Discussion and Analysis by Charles Porter:
The Bank of England’s Bank Rate has been raised by 25 basis points. Strangely, the rate hike forced the Pound Sterling downward. The counter intuitive foreign exchange movements following the Bank’s decision are explained by a combination of the overpricing of a rate hike and a ‘dovish’ tightening. Whilst the first rate hike from a central bank in 10 years might rightly suggest an unmistakably hawkish monetary policy move, the forward guidance undermined a rising cost of borrowing. Upon the news, the Pound Sterling lost an indicative 1% against the US Dollar.
The monetary policy decision was accompanied by an inflation report for the UK economy. The report and press conference indicated inflation expectations within the UK are only likely to return to target within the next two years. Despite excess inflation, the monetary policy decision was accompanied by forward guidance indicating only one rate hike a year for the next two years. This Brexit-led interest rate policy generated impressions that the rather hawkish decision of the Bank of England to raise the rate of borrowing was in fact a dovish event.
The concomitant decline in the value of the Pound Sterling was starkly negative. Following the announcement and the press conference, markets repriced the probability of a rate hike in the future. Extending the curve forward, markets are unable to price an interest rate hike to much over 2% even in the ultra-long-run.
Carney proved the credibility of the Bank by sticking to its forward guidance and, as such, proved himself to be less of the unreliable boyfriend. However, Carney also drew criticism from a wide range of market commentators for a premature and ill-considered monetary policy decision. To understand the fall out within the currency market it is important to understand the complexion of the decision itself.

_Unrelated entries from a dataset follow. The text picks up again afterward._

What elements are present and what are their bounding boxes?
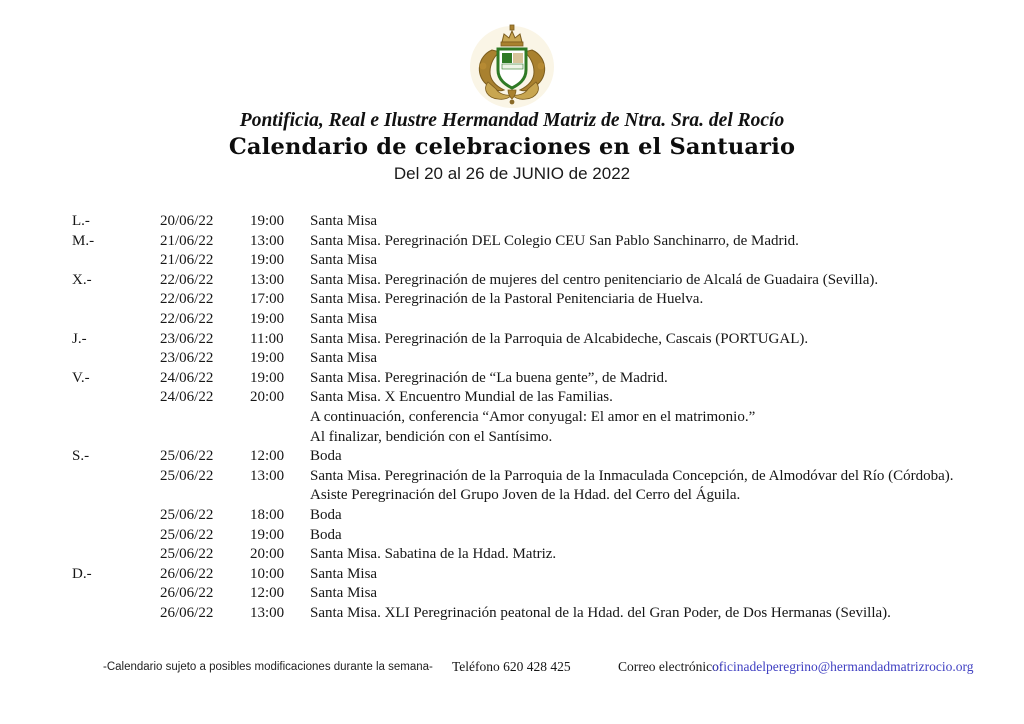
time-cell: 19:00	[250, 213, 285, 229]
table-row	[70, 565, 1014, 585]
day-cell	[70, 251, 160, 271]
event-cell: Santa Misa	[310, 310, 378, 327]
day-cell	[70, 584, 160, 604]
table-row	[70, 545, 1014, 565]
event-cell: Santa Misa. Peregrinación de la Pastoral Penitenciaria de Huelva.	[310, 291, 704, 308]
time-cell: 19:00	[250, 350, 285, 367]
day-cell	[70, 604, 160, 624]
event-cell: Boda	[310, 506, 342, 523]
date-cell: 26/06/22	[160, 585, 214, 602]
time-cell	[250, 428, 310, 448]
event-cell: Boda	[310, 526, 342, 543]
date-cell: 24/06/22	[160, 389, 214, 406]
date-cell: 24/06/22	[160, 369, 214, 386]
date-cell: 26/06/22	[160, 565, 214, 582]
table-row	[70, 584, 1014, 604]
day-cell: D.-	[72, 565, 92, 582]
time-cell: 19:00	[250, 526, 285, 543]
time-cell	[250, 408, 310, 428]
table-row	[70, 506, 1014, 526]
table-row	[70, 526, 1014, 546]
event-cell: Asiste Peregrinación del Grupo Joven de la Hdad. del Cerro del Águila.	[310, 487, 741, 504]
day-cell	[70, 545, 160, 565]
date-cell: 25/06/22	[160, 467, 214, 484]
time-cell: 13:00	[250, 604, 285, 621]
day-cell: V.-	[72, 369, 90, 386]
modification-note: -Calendario sujeto a posibles modificaciones durante la semana-	[103, 661, 433, 673]
brotherhood-crest-icon	[466, 22, 558, 108]
time-cell: 11:00	[250, 330, 284, 347]
table-row	[70, 330, 1014, 350]
day-cell	[70, 506, 160, 526]
date-cell: 20/06/22	[160, 213, 214, 229]
time-cell: 12:00	[250, 448, 285, 465]
table-row	[70, 271, 1014, 291]
day-cell	[70, 310, 160, 330]
time-cell: 13:00	[250, 271, 285, 288]
date-cell: 25/06/22	[160, 526, 214, 543]
table-row	[70, 349, 1014, 369]
day-cell: L.-	[72, 213, 90, 229]
event-cell: Santa Misa	[310, 565, 378, 582]
date-cell: 21/06/22	[160, 232, 214, 249]
table-row	[70, 447, 1014, 467]
event-cell: Santa Misa. XLI Peregrinación peatonal de la Hdad. del Gran Poder, de Dos Hermanas (Sevilla).	[310, 604, 891, 621]
event-cell: Santa Misa	[310, 350, 378, 367]
day-cell	[70, 408, 160, 428]
day-cell	[70, 349, 160, 369]
date-cell: 26/06/22	[160, 604, 214, 621]
table-row	[70, 310, 1014, 330]
date-cell: 25/06/22	[160, 448, 214, 465]
day-cell: S.-	[72, 448, 90, 465]
page-title: Calendario de celebraciones en el Santuario	[228, 134, 796, 160]
event-cell: A continuación, conferencia “Amor conyugal: El amor en el matrimonio.”	[310, 408, 756, 425]
schedule-table	[70, 212, 1014, 623]
table-row	[70, 467, 1014, 487]
time-cell	[250, 486, 310, 506]
date-cell	[160, 408, 250, 428]
time-cell: 13:00	[250, 467, 285, 484]
phone-number: Teléfono 620 428 425	[452, 659, 571, 674]
date-cell: 22/06/22	[160, 271, 214, 288]
table-row	[70, 290, 1014, 310]
date-cell: 21/06/22	[160, 252, 214, 269]
table-row	[70, 604, 1014, 624]
event-cell: Santa Misa. Peregrinación DEL Colegio CEU San Pablo Sanchinarro, de Madrid.	[310, 232, 799, 249]
time-cell: 19:00	[250, 252, 285, 269]
event-cell: Santa Misa	[310, 585, 378, 602]
time-cell: 12:00	[250, 585, 285, 602]
day-cell	[70, 526, 160, 546]
event-cell: Santa Misa. Peregrinación de la Parroquia de Alcabideche, Cascais (PORTUGAL).	[310, 330, 809, 347]
date-cell	[160, 486, 250, 506]
date-cell: 23/06/22	[160, 350, 214, 367]
email-label: Correo electrónico:	[618, 659, 723, 674]
time-cell: 10:00	[250, 565, 285, 582]
day-cell	[70, 467, 160, 487]
date-cell: 23/06/22	[160, 330, 214, 347]
event-cell: Santa Misa. X Encuentro Mundial de las Familias.	[310, 389, 613, 406]
time-cell: 18:00	[250, 506, 285, 523]
table-row	[70, 408, 1014, 428]
day-cell: X.-	[72, 271, 92, 288]
table-row	[70, 251, 1014, 271]
table-row	[70, 232, 1014, 252]
day-cell: M.-	[72, 232, 95, 249]
event-cell: Santa Misa	[310, 213, 378, 229]
organization-name: Pontificia, Real e Ilustre Hermandad Matriz de Ntra. Sra. del Rocío	[239, 110, 785, 131]
table-row	[70, 388, 1014, 408]
day-cell	[70, 486, 160, 506]
table-row	[70, 486, 1014, 506]
table-row	[70, 212, 1014, 232]
day-cell	[70, 388, 160, 408]
day-cell	[70, 428, 160, 448]
date-cell: 25/06/22	[160, 506, 214, 523]
footer	[0, 658, 1024, 678]
event-cell: Santa Misa. Peregrinación de la Parroquia de la Inmaculada Concepción, de Almodóvar del Río (Córdoba).	[310, 467, 954, 484]
time-cell: 17:00	[250, 291, 285, 308]
time-cell: 19:00	[250, 310, 285, 327]
event-cell: Santa Misa	[310, 252, 378, 269]
date-range-subtitle: Del 20 al 26 de JUNIO de 2022	[393, 164, 631, 183]
event-cell: Boda	[310, 448, 342, 465]
event-cell: Al finalizar, bendición con el Santísimo.	[310, 428, 553, 445]
event-cell: Santa Misa. Peregrinación de “La buena gente”, de Madrid.	[310, 369, 668, 386]
day-cell: J.-	[72, 330, 87, 347]
date-cell: 22/06/22	[160, 291, 214, 308]
table-row	[70, 369, 1014, 389]
time-cell: 19:00	[250, 369, 285, 386]
event-cell: Santa Misa. Peregrinación de mujeres del centro penitenciario de Alcalá de Guadaira (Sevilla).	[310, 271, 879, 288]
table-row	[70, 428, 1014, 448]
date-cell	[160, 428, 250, 448]
email-link[interactable]: oficinadelperegrino@hermandadmatrizrocio.org	[712, 659, 974, 674]
time-cell: 13:00	[250, 232, 285, 249]
day-cell	[70, 290, 160, 310]
time-cell: 20:00	[250, 546, 285, 563]
date-cell: 25/06/22	[160, 546, 214, 563]
time-cell: 20:00	[250, 389, 285, 406]
date-cell: 22/06/22	[160, 310, 214, 327]
event-cell: Santa Misa. Sabatina de la Hdad. Matriz.	[310, 546, 557, 563]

At face value, a 7-to-2 division within the Monetary Policy Committee (MPC) is a highly confident vote for an interest rate hike. The only two members of the MPC that did not vote in favour of the rate hike are renowned for their dovish attitude towards monetary policy. Whilst the longer standing member, Jon Cunliffe, has a proven voting history and attitude towards lower rates of borrowing, David Ramsden’s persuasion towards the preservation of accommodative monetary policy has only just become apparent.
Taken at face value, a central bank confidently hiking rates for the first time in a decade would tend to appreciate the exchange rate dramatically. Moreover, an inflation rate that is predicted to stay above three percent at least until the end of the year would similarly persuade markets that a further interest rate hike was either imminent or, at least, far from a one-off manoeuvre.
The problem with this impression, and the reason that Sterling faced a counter intuitive depreciation was the source of inflation and the capacity for the real economy to internalise a higher rate of borrowing. The source of inflation comes entirely from abroad, with the deterioration of the exchange rate following the Brexit referendum being the reason for inflated importation prices. The proof for this opinion is the low inflationary pressure that the domestic, inwardly-orientated, service economy is producing.
Therefore, because inflation is ultimately a statistic that measures year-on-year change, eventually the current high price level caused by a persistently low-valued Pound will be compared within a similar state of affairs; the incumbent paradigm of a post-Brexit United Kingdom. This understanding explains the dovish decision from the Bank of England MPC. Their report must not over stimulate British markets that price a higher return to investment and saving when there remains the possibility that before the final secession of the UK, there is under-target inflation within the UK economy.